Rather, in talking to the supermodel and BareMinerals clean beauty ambassador, I quickly learned that it's more of an all-encompassing approach to self-care — an inside-out metamorphosis, if you will — that drives her . . . which, in turn, manifests in really, really great skin. (And OK sure, her go-to Skinlongevity Vital Power Infusion doesn't hurt.)
"For me, it goes beyond just what you're putting on your face," said Bieber. "It's what you're putting in your body: what kind of foods work for you, what doesn't. Everything that you put on the inside reflects on the outside — I really believe that. It's the all-around lifestyle of trying to be as clean and anti-inflammatory as possible and just taking care of yourself."
Ahead, Bieber is giving new meaning to coming clean — from how she's interacting on social media to the beauty products she uses to her hopes for the future (hint: it involves tattoos and kids).
On Being More Authentic and Open on Social Media
At the start of 2020, Bieber kicked off the new year with a pledge many young celebrities would be too afraid to do: be more open online about real, everyday struggles.
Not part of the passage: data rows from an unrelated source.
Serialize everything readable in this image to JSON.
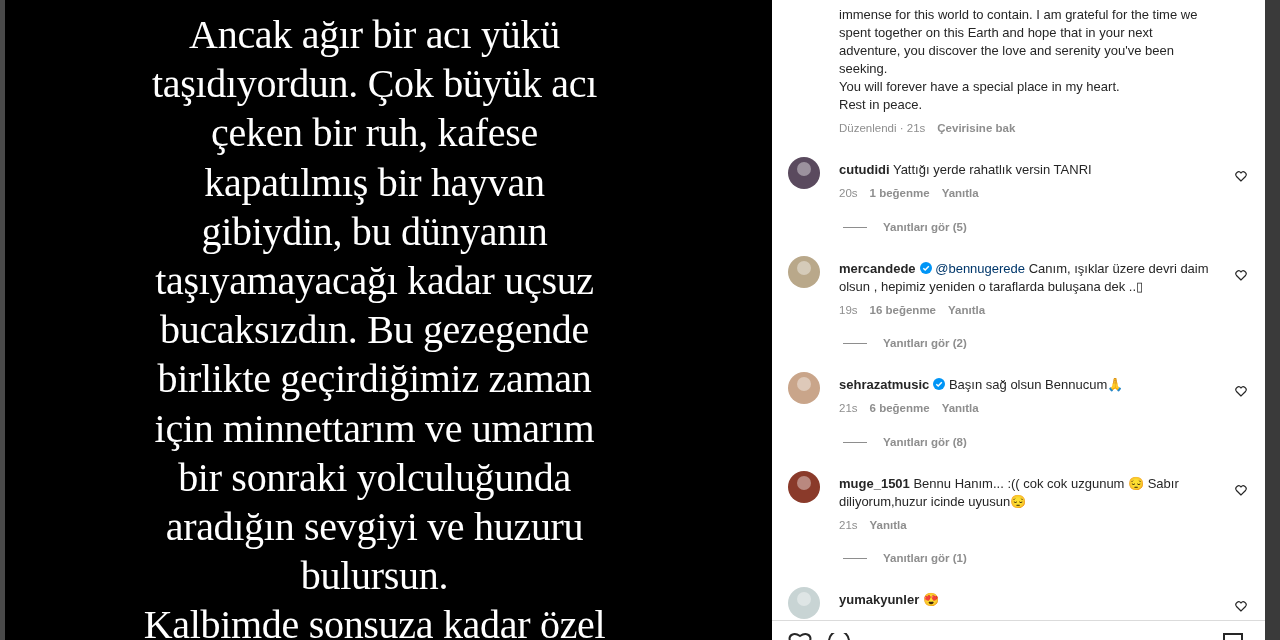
{
  "post_image": {
    "lines": [
      "Ancak ağır bir acı yükü",
      "taşıdıyordun. Çok büyük acı",
      "çeken bir ruh, kafese",
      "kapatılmış bir hayvan",
      "gibiydin, bu dünyanın",
      "taşıyamayacağı kadar uçsuz",
      "bucaksızdın. Bu gezegende",
      "birlikte geçirdiğimiz zaman",
      "için minnettarım ve umarım",
      "bir sonraki yolculuğunda",
      "aradığın sevgiyi ve huzuru",
      "bulursun.",
      "Kalbimde sonsuza kadar özel"
    ]
  },
  "caption": {
    "lines": [
      "immense for this world to contain. I am grateful for the time we",
      "spent together on this Earth and hope that in your next",
      "adventure, you discover the love and serenity you've been",
      "seeking.",
      "You will forever have a special place in my heart.",
      "Rest in peace."
    ],
    "edited": "Düzenlendi · 21s",
    "translate": "Çevirisine bak"
  },
  "comments": [
    {
      "username": "cutudidi",
      "verified": false,
      "text": "Yattığı yerde rahatlık versin TANRI",
      "time": "20s",
      "likes": "1 beğenme",
      "reply": "Yanıtla",
      "replies": "Yanıtları gör (5)"
    },
    {
      "username": "mercandede",
      "verified": true,
      "mention": "@bennugerede",
      "text": "Canım, ışıklar üzere devri daim olsun , hepimiz yeniden o taraflarda buluşana dek ..▯",
      "time": "19s",
      "likes": "16 beğenme",
      "reply": "Yanıtla",
      "replies": "Yanıtları gör (2)"
    },
    {
      "username": "sehrazatmusic",
      "verified": true,
      "text": "Başın sağ olsun Bennucum🙏",
      "time": "21s",
      "likes": "6 beğenme",
      "reply": "Yanıtla",
      "replies": "Yanıtları gör (8)"
    },
    {
      "username": "muge_1501",
      "verified": false,
      "text": "Bennu Hanım... :(( cok cok uzgunum 😔 Sabır diliyorum,huzur icinde uyusun😔",
      "time": "21s",
      "reply": "Yanıtla",
      "replies": "Yanıtları gör (1)"
    },
    {
      "username": "yumakyunler",
      "verified": false,
      "text": "😍"
    }
  ]
}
The driving force behind that is simple:
"I'm more so trying to open the conversation around insecurities — how can we help young people learn their feelings and learn what they're going through and learn how to navigate that?"
"A big part of it — and something that I'm working on and focusing on — is just the way young people treat each other online," said Bieber. "As if it's not bad enough that kids in school and in life bully each other and are mean to each other, the internet has given young people and even adults more of a platform to be able to hide behind something and to do it even more aggressively. I want to open up the conversation to try to find common ground with people and to say, 'Listen, you may be treating somebody this way because of a certain way you feel inside, and why don't we just talk about it? Why don't we try to find the common ground? You might feel insecure, but guess what? So do I.' I'm more so trying to open the conversation around insecurities — how can we help young people learn their feelings and learn what they're going through and learn how to navigate that?"